Wednesday 23 October 2019

Markets Report: Markets steady after US delays car tariffs

 

US stocks rallied yesterday after US President Donald Trump decided to delay tariffs on car imports by up to six months. Stock photo: PA
US stocks rallied yesterday after US President Donald Trump decided to delay tariffs on car imports by up to six months. Stock photo: PA

US stocks rallied yesterday after US President Donald Trump decided to delay tariffs on car imports by up to six months.

Sentiment was earlier hurt by a clutch of weak economic data from the United States and China that sparked worries of slowing global growth.

At 10.21 in New York the Dow Jones Industrial Average was down 68.16 points, or 0.27pc, at 25,463.89, the S&P 500 was down 2.12 points and the Nasdaq Composite was up 18.00 points.

Closer to home, Italian shares led losses in Europe after the country's deputy prime minister said Rome was ready to break EU fiscal rules, masking early gains fuelled by optimism around US-China trade rhetoric. The pan-European STOXX 600 index fell 0.1pc by 09.10 GMT weighed down by a 0.7pc drop in the bank-heavy Italian index.

In Dublin, the Iseq was weaker though it recovered through the session.

Irish stocks were mixed, with Ryanair, Dalata and Aryzta among decliners and housebuilders Abbey and CPL among the gainers.

The latest data showing the eurozone economy accelerated sequentially in the first quarter of 2019, helped by a rebound in the biggest economy Germany, failed to lift investors' spirits.

The mood in Europe was soured after Matteo Salvini's comments raised concerns about Italy's high spending, taking a hit on Italian banks.

"It's not the first time the Italians have pushed the boundaries with EU fiscal rules, it is just this time his rhetoric has come at a time when the markets are probably more sensitive to this commentary than normal," said John Woolfitt at Atlantic Markets.

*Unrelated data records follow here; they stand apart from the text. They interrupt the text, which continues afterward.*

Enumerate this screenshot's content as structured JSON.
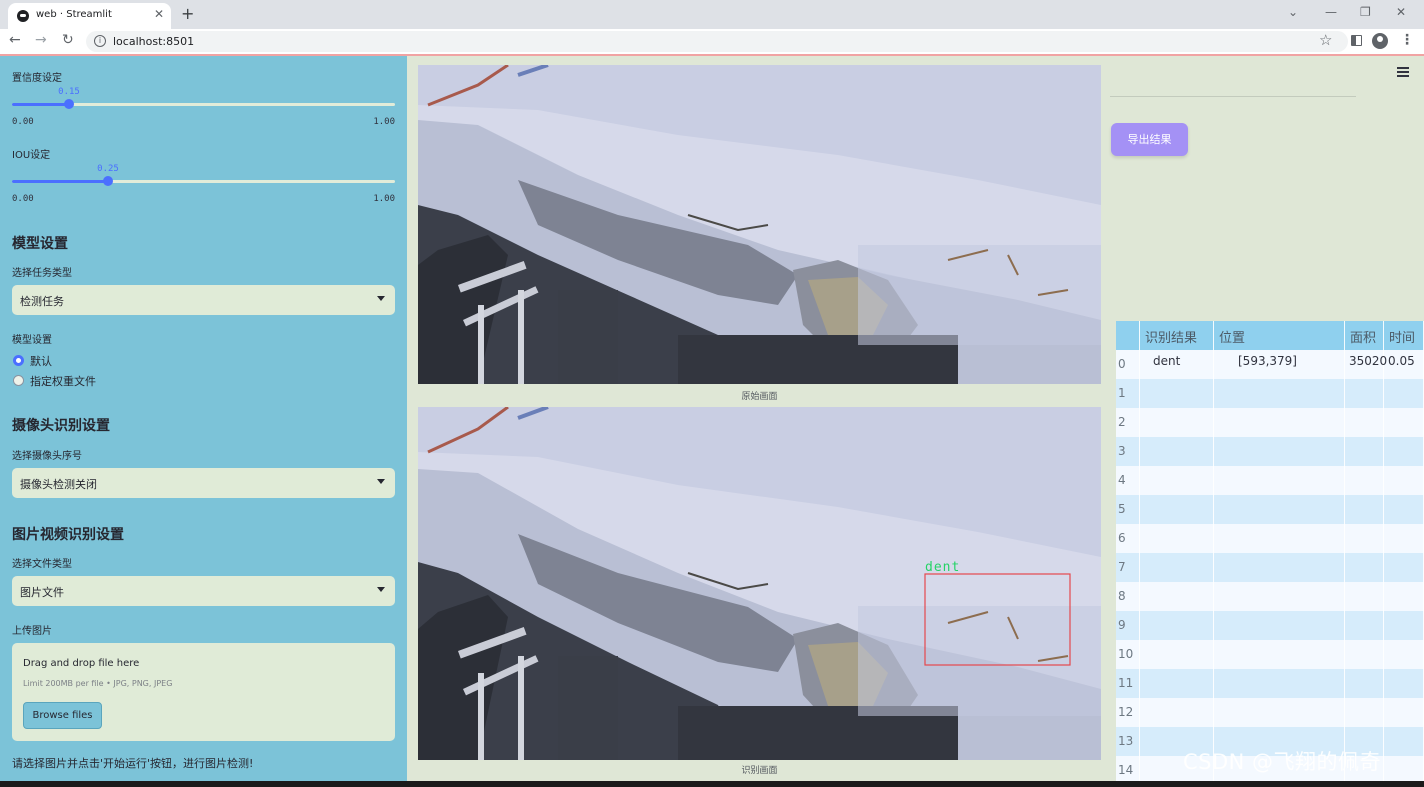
{
  "browser": {
    "tab_title": "web · Streamlit",
    "url": "localhost:8501"
  },
  "sidebar": {
    "confidence": {
      "label": "置信度设定",
      "value": "0.15",
      "min": "0.00",
      "max": "1.00",
      "fraction": 0.15
    },
    "iou": {
      "label": "IOU设定",
      "value": "0.25",
      "min": "0.00",
      "max": "1.00",
      "fraction": 0.25
    },
    "model_header": "模型设置",
    "task_label": "选择任务类型",
    "task_value": "检测任务",
    "model_label": "模型设置",
    "model_options": [
      {
        "label": "默认",
        "selected": true
      },
      {
        "label": "指定权重文件",
        "selected": false
      }
    ],
    "camera_header": "摄像头识别设置",
    "camera_label": "选择摄像头序号",
    "camera_value": "摄像头检测关闭",
    "media_header": "图片视频识别设置",
    "filetype_label": "选择文件类型",
    "filetype_value": "图片文件",
    "upload_label": "上传图片",
    "dropzone_title": "Drag and drop file here",
    "dropzone_limit": "Limit 200MB per file • JPG, PNG, JPEG",
    "browse_label": "Browse files",
    "hint": "请选择图片并点击'开始运行'按钮，进行图片检测!"
  },
  "main": {
    "original_caption": "原始画面",
    "result_caption": "识别画面",
    "detection_label": "dent",
    "export_label": "导出结果"
  },
  "table": {
    "columns": [
      "识别结果",
      "位置",
      "面积",
      "时间"
    ],
    "rows": [
      {
        "index": "0",
        "result": "dent",
        "position": "[593,379]",
        "area": "35020",
        "time": "0.05"
      },
      {
        "index": "1"
      },
      {
        "index": "2"
      },
      {
        "index": "3"
      },
      {
        "index": "4"
      },
      {
        "index": "5"
      },
      {
        "index": "6"
      },
      {
        "index": "7"
      },
      {
        "index": "8"
      },
      {
        "index": "9"
      },
      {
        "index": "10"
      },
      {
        "index": "11"
      },
      {
        "index": "12"
      },
      {
        "index": "13"
      },
      {
        "index": "14"
      }
    ]
  },
  "watermark": "CSDN @飞翔的佩奇",
  "colors": {
    "sidebar": "#7cc3d8",
    "accent": "#4b6fff",
    "export_button": "#a491f5",
    "bbox": "#e5484d",
    "label_text": "#25d366"
  }
}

The European banks lost 0.3pc, also weighed down by some disappointing earnings. Irish banks were flat. Raiffeisen Bank International (RBI) and Dutch bank ABN Amro both missed profit expectations. French bank Credit Agricole's first-quarter net profits dropped after two one-off events offset gains in profitability at some of its businesses.

Bucking the trend was UK bank CYBG - led by former AIB CEO David Duffy, which rose 4pc after posting a first-half profit.